In other words, the present disclosure relates to a device for controlling a vapor flow in cooling fans with different speeds. The device is used in ovens or cooking appliances, in which a water vapor/fat mixture, the so-called vapors, is generally produced during the cooking process. This vapor generates excess pressure and must be dissipated or be able to escape. Such a dewaxing already exists in ovens and is absolutely necessary for a desired cooking result. For example, in devices with a double air shaft that have a temperature-dependent control of the cooling fan, a mechanical control element can be installed, which determines the vapor flow over the temperature range, for example from 0° to 300°. Alternatively, constant dewraining can also be selected with the disadvantage of changing vapor flow, which depends on the fan speed varies. In the case of devices with a single air shaft, the vapors can also be routed into the switch room and from there discharged into the kitchen via the negative pressure area of the cooling fan. A constant dewrasing can be achieved due to the lack of an adaptive fan control. Alternatively, it is possible to use the cooling fans to extract vapor with or without adjusting elements, or to use an additional vapor extractor, which, however, is expensive. In the case of appliances without an additional vapor fan, the cooling fan/cooling air flow in the pressure or suction area can be used to extract vapor from the cooking chamber/oven. In this case, without a setting option, constant dewrasing is not possible with such devices with fans that have more than one speed. In addition, in devices with a pyrolysis function, increased dewrasing can be unfavorable with regard to a so-called butter burning test, since additional atmospheric oxygen can get into the cooking chamber during the pyrolysis process.
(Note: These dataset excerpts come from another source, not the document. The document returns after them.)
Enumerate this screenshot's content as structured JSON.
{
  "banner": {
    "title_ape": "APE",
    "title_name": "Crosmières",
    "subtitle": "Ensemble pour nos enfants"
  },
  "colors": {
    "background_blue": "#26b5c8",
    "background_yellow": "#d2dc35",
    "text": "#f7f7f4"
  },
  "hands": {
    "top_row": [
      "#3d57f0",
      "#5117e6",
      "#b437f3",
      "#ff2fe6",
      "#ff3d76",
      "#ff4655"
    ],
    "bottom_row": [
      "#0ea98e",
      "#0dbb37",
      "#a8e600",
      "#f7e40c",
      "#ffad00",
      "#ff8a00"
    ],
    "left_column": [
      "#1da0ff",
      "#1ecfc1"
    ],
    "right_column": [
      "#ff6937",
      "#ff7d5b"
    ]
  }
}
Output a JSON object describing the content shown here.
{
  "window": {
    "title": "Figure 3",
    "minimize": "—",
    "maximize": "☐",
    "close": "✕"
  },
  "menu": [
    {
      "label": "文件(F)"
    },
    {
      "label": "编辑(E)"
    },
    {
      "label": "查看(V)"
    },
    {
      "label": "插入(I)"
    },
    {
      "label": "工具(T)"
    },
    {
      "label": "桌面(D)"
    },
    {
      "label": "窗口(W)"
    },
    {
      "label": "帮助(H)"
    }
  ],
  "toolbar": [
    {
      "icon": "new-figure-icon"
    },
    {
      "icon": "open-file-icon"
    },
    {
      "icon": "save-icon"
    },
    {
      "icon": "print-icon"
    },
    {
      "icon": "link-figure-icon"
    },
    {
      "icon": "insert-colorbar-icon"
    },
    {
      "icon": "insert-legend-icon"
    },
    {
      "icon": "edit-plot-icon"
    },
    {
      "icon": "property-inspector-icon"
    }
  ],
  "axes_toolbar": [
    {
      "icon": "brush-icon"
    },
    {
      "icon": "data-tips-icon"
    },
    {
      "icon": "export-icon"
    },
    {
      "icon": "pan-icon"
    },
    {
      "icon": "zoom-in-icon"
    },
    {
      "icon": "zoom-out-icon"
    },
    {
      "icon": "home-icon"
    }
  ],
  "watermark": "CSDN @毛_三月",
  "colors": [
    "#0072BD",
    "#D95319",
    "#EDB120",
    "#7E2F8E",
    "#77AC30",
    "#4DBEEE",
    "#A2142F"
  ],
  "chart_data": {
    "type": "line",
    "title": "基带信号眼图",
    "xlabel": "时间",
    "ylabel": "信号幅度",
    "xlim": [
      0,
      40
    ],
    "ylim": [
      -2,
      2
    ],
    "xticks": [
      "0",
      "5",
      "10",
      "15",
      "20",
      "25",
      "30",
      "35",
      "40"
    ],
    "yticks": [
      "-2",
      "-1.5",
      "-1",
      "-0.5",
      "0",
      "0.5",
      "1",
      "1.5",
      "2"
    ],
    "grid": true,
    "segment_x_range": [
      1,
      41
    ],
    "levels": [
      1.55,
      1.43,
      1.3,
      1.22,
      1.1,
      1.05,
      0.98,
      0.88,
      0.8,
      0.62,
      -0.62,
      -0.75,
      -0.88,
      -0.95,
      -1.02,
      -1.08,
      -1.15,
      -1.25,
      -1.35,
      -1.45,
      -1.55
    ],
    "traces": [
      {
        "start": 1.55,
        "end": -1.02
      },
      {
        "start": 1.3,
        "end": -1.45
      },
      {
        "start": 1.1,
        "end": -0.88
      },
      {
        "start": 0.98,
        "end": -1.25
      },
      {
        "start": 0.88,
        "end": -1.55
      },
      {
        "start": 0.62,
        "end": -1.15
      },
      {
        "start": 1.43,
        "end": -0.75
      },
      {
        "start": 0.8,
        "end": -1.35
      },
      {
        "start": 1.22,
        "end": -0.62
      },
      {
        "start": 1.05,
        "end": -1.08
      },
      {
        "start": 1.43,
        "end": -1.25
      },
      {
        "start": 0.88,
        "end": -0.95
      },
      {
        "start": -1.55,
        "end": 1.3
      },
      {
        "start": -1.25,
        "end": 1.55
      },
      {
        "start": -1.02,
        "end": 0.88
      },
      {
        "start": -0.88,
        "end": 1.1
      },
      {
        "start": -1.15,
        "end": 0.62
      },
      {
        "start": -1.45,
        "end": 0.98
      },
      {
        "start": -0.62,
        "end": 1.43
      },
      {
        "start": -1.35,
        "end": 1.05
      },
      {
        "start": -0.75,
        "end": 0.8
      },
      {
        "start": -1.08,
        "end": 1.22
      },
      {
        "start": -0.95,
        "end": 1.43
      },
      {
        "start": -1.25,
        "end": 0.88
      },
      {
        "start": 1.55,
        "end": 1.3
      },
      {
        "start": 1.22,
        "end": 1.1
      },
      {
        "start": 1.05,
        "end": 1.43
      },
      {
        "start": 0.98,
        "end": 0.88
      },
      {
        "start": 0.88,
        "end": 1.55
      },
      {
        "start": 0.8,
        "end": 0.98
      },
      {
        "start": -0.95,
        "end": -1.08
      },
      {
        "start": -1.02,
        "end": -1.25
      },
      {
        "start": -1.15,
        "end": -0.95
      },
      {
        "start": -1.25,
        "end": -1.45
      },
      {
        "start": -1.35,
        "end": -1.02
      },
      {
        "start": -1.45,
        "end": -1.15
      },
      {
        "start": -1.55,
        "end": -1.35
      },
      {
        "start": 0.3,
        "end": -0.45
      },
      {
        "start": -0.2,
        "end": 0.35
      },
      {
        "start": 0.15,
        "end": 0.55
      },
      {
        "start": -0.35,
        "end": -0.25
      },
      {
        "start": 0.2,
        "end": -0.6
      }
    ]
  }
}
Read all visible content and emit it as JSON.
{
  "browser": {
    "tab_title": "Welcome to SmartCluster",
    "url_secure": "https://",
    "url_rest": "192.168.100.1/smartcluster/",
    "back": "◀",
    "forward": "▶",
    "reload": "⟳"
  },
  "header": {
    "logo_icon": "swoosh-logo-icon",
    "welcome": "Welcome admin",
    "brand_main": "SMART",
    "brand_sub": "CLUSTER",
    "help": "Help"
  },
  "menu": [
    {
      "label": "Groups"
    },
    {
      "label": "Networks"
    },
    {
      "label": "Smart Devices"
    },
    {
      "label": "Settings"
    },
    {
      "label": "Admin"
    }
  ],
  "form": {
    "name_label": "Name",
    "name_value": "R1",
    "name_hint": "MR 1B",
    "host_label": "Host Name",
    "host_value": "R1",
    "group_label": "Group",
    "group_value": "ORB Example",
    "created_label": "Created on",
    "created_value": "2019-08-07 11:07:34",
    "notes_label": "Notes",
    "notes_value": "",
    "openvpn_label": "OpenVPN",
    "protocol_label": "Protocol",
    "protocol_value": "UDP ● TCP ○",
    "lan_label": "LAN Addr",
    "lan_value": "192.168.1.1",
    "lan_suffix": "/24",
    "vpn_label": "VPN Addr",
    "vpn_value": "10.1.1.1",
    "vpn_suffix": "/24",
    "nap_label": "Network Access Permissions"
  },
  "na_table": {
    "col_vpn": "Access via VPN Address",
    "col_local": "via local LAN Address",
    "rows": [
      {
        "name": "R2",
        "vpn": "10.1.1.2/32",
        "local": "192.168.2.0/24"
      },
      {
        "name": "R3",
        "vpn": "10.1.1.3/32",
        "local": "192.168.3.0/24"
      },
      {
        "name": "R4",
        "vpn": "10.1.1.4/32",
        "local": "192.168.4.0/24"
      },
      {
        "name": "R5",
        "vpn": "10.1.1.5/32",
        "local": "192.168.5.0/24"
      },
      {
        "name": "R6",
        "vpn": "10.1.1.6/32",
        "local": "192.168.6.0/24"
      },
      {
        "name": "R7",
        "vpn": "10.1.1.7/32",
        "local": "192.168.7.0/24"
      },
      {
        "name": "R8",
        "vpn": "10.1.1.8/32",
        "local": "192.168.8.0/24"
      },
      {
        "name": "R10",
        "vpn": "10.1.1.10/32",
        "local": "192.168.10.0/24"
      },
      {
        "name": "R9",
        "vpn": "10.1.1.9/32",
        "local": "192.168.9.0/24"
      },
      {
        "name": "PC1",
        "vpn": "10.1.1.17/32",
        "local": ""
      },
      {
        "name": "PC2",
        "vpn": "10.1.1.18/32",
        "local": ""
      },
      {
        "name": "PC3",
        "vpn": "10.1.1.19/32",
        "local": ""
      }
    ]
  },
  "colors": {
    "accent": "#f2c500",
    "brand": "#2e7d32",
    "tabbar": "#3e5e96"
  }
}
In accordance with the present disclosure, an opportunity is provided in which an increase in degassing at different cooling fan speeds can be mitigated, held constant, or reduced without additional actuators. The vapor is introduced into the vacuum area of the fan by a guide element. Through a suitable connection from the pressure area of the fan to the guide element, the air flow of the vapor is impeded/interrupted by the speed-dependent positive pressure generated by the fan, without the air flow being reversed and fresh air being introduced into the cooking chamber. A fluid switch is formed by the cooling air being flushed back into the guiding element of the vapor. Depending on the speed and design (the connection to the guide element), the air flow can switch the vapor air flow on or off and assume any state in between.

Brief description of the figures

1 shows a basic structure of a device for discharging a stream of vapor from a cooking chamber;

2 shows a basic structure of the device in a first embodiment;

3 shows a basic structure of the device in a second embodiment; 4 shows a basic structure of the device in a third embodiment;

5 shows a basic structure of an exemplary device;

Fig. 6 is a graph showing a relationship between a fan speed and a vapor flow of the devices shown in Figs. 2 to 5; and

Fig. 7 is a graph showing a relationship between a fan speed and a flow rate of the devices shown in Figs. 2 to 5; and

8 shows a schematic representation of an oven or cooking appliance.

Description of the embodiments

Hereinafter, embodiments of the present disclosure will be described based on the accompanying figures.

Fig. 1 shows a basic structure of a device 2 for discharging a flow of vapor 16 from a cooking chamber 4, in particular for an oven or a cooking appliance. The device 2 has a cooling fan 6 . As in the embodiment shown, the cooling fan 6 can be designed as a radial cooling fan. The cooling fan 6 has a fan wheel 8 and a vacuum area 10 and a pressure area 12 . In the figures, the negative pressure area 10 is identified by minus signs and the pressure area 12 is identified by plus signs. By operating the fan wheel 8, i.e. by rotating the fan wheel 8, a pressure difference is generated between the negative pressure area 10 and the pressure area. Thus, the operation of the fan wheel 8 creates a pressure ratio in the cooling fan 6. Due to the pressure difference, the cooling fan 6 sucks in an air flow in its vacuum area 10, which it releases/blows out in its pressure area 12.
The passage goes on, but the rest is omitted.